Ich denke es wäre ganz hilfreich, wenn wir hier einmal die Vereine und die zugehörigen Gewässer aufzeigen. Nur so kann man sich relativ schnell entscheiden, welcher der richtige Verein ist. 

Da jeder Angelladen/Händler meist nur über die Karten eines bestimmten Vereins verfügt, ist es unmöglich vom Fachhändler Auskunft über die Möglichkeiten zu bekommen.

Natürlich macht es Sinn, sich einem Verein in direkter Umgebung anzuschließen. Im "Ballungsgebieten" wie Roermond, wird es aber sicher mehrere Vereine geben. Und wer in Asselt zu einem Verein gehört, der könnte sich auch in Roermond oder Venlo anschließen. Die Möglichkeiten sind da doch relativ groß wie ich finde. 

Bin mal gespannt wie das Thema von den Hollandanglern angenommen wird. Denn ich glaube, dass viele gar nicht wissen, wo sie überall angeln dürfen. 

Grüße
Marcel


----------



## barschli48 (18. März 2011)

*AW: Welcher Verein ist für mich geeignet?*

Mahlzeit,
also ich finde das mitgelieferte Material doch sehr informativ!
War bis letztes Jahr auch Mitglied im ASV de Swalm und habe eine handvoll Papiere bekommen die man stehts dabei haben muß. In dem dicken blauen Wälzer war doch alles Aufgelistet über Gewäser,Regionen und zuständige Ämter!

Allein die Gewässer die du Aufgelistet hast können 10 Angler im Leben nicht vernünftig kennen lernen so groß sind die!Fast jedes freie Gewässer ist beangelbar in der Region Limburg-Roermond-Asselt...Wenn es gesonderte Regeln für ein Gewässer gibt Vereinszugehörigkeit,Schonzeiten o. Schonmaße werden sie in Schaukästen ausgehangen.
Habe selbst 12Jahre in der Region gefischt.

Auf welche Art Fisch hast es den abgesehen???

Gruß Frank:vik:


----------



## QWERTZ (18. März 2011)

*AW: Welcher Verein ist für mich geeignet?*

Okay, aber das "mitgelieferte Material" bekommst Du ja erst, nachdem Du dich für einen Verein entschieden hast. 

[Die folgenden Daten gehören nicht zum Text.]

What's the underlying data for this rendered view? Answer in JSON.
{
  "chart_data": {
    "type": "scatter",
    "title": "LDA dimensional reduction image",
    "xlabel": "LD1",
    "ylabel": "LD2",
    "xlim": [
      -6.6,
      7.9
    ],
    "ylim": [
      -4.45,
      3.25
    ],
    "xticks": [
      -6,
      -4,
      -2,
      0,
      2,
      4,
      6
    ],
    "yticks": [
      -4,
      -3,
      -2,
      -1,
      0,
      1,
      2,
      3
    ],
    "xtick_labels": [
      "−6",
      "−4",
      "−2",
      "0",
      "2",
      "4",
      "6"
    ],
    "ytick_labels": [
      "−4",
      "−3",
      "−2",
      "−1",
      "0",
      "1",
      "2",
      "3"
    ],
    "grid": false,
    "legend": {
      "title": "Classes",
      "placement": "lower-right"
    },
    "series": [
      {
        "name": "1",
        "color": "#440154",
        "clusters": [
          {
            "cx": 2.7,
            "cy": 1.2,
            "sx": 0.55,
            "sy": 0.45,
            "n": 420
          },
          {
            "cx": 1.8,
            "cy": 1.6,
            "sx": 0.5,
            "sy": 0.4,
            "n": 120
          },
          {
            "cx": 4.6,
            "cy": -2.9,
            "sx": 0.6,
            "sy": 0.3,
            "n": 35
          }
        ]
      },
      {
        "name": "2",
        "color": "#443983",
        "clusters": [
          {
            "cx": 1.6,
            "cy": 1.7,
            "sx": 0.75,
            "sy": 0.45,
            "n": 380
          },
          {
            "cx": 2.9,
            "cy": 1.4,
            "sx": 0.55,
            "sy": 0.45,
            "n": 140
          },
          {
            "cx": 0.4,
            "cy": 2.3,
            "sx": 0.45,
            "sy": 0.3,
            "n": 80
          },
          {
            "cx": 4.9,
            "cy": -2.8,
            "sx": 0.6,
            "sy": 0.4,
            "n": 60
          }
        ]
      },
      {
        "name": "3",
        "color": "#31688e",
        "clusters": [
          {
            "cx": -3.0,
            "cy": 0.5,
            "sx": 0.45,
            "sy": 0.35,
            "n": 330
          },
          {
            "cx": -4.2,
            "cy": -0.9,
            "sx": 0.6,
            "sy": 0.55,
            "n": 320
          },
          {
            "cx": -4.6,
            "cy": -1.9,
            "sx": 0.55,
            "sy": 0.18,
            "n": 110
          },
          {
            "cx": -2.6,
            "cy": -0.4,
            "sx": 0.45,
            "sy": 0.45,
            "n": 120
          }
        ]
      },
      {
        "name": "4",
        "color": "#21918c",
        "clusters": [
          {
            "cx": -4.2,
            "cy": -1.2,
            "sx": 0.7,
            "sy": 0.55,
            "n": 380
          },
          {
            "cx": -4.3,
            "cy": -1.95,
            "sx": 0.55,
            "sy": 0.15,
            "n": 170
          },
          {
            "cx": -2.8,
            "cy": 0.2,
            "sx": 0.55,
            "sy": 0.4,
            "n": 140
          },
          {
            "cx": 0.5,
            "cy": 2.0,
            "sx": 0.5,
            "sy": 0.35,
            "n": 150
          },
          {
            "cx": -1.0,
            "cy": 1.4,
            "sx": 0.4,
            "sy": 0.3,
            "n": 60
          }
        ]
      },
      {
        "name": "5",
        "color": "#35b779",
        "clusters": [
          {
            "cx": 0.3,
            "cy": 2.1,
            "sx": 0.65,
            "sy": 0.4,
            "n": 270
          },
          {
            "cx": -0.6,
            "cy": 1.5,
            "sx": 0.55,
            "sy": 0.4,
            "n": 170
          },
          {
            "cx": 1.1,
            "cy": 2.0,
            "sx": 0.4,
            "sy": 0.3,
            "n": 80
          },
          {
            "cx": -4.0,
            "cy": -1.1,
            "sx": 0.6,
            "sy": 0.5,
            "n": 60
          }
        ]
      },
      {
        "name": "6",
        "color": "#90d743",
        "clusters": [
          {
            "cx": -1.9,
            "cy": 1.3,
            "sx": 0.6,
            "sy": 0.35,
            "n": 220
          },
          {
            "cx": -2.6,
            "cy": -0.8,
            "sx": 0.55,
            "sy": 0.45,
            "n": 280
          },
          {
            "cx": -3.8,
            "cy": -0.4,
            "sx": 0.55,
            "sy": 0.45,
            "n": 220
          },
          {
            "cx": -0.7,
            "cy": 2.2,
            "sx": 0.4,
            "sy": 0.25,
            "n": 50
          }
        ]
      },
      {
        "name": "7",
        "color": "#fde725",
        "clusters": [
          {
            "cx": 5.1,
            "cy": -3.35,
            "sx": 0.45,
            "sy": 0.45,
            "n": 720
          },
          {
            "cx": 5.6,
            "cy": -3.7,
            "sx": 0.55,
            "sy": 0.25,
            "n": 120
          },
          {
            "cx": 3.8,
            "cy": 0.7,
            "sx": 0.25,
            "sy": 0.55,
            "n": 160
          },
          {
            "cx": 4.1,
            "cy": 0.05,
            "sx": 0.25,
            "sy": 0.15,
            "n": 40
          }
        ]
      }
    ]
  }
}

Mir geht es darum Informationen über die Vereine zu sammeln, damit man im Vorfeld schon raussuchen kann, welcher Verein der geeignetste ist. 

Gruß
Marcel


----------



## Haifisch_Nico (18. März 2011)

*AW: Welcher Verein ist für mich geeignet?*

Ich habe mir vor zwei Jahren das letztes mal einen Vis Pass geholt. Ich konnte mich garnicht für oder gegen einen Verein entscheiden. Es gibt nur den Vis Pass oder nicht. Damit bist du automatisch einem bestimmten Verein angeschlossen.

Du kannst dich garnicht entscheiden. Du kannst nur zusätzlich neben dem Vis Pass in einen Holländischen Verein eintrete. Das ist klar.

Aber vorher gibt es für dich keine Entscheidungsmöglichkeit.;-)

Es sei denn du entscheidest dich gegen Holland!:q


----------



## QWERTZ (18. März 2011)

*AW: Welcher Verein ist für mich geeignet?*



Haifisch_Nico schrieb:


> Ich habe mir vor zwei Jahren das letztes mal einen Vis Pass geholt. Ich konnte mich garnicht für oder gegen einen Verein entscheiden. Es gibt nur den Vis Pass oder nicht. Damit bist du automatisch einem bestimmten Verein angeschlossen.
> 
> Du kannst dich garnicht entscheiden. Du kannst nur zusätzlich neben dem Vis Pass in einen Holländischen Verein eintrete. Das ist klar.
> 
> ...




Totaler Quatsch!

Ich möchte hier auch gar nicht grundsätzliches diskutieren...(kleiner Vispas / großer Vispas etc.)
Wer sich informieren will kann das auf www.angeln-in-den-niederlanden.de tun.

Wer hier seinen Verein benennen möchte und die zugehörigen Vereingewässer, kann das gerne tun. Würde mich über eine kleine Sammlung freuen.


----------



## Udo561 (18. März 2011)

*AW: Welcher Verein ist für mich geeignet?*



Haifisch_Nico schrieb:


> Damit bist du automatisch einem bestimmten Verein angeschlossen.
> 
> Du kannst dich garnicht entscheiden.



Hi,
doch , ich kann entscheiden welchem Verein ich beitrete.
Es kommt aber eben darauf an wo ich mir meinen Vispas kaufe 
Bei einen Verein habe ich die Möglichkeit Vereinseigene Gewässer zu beangeln , bei einem anderen Verein eben nicht.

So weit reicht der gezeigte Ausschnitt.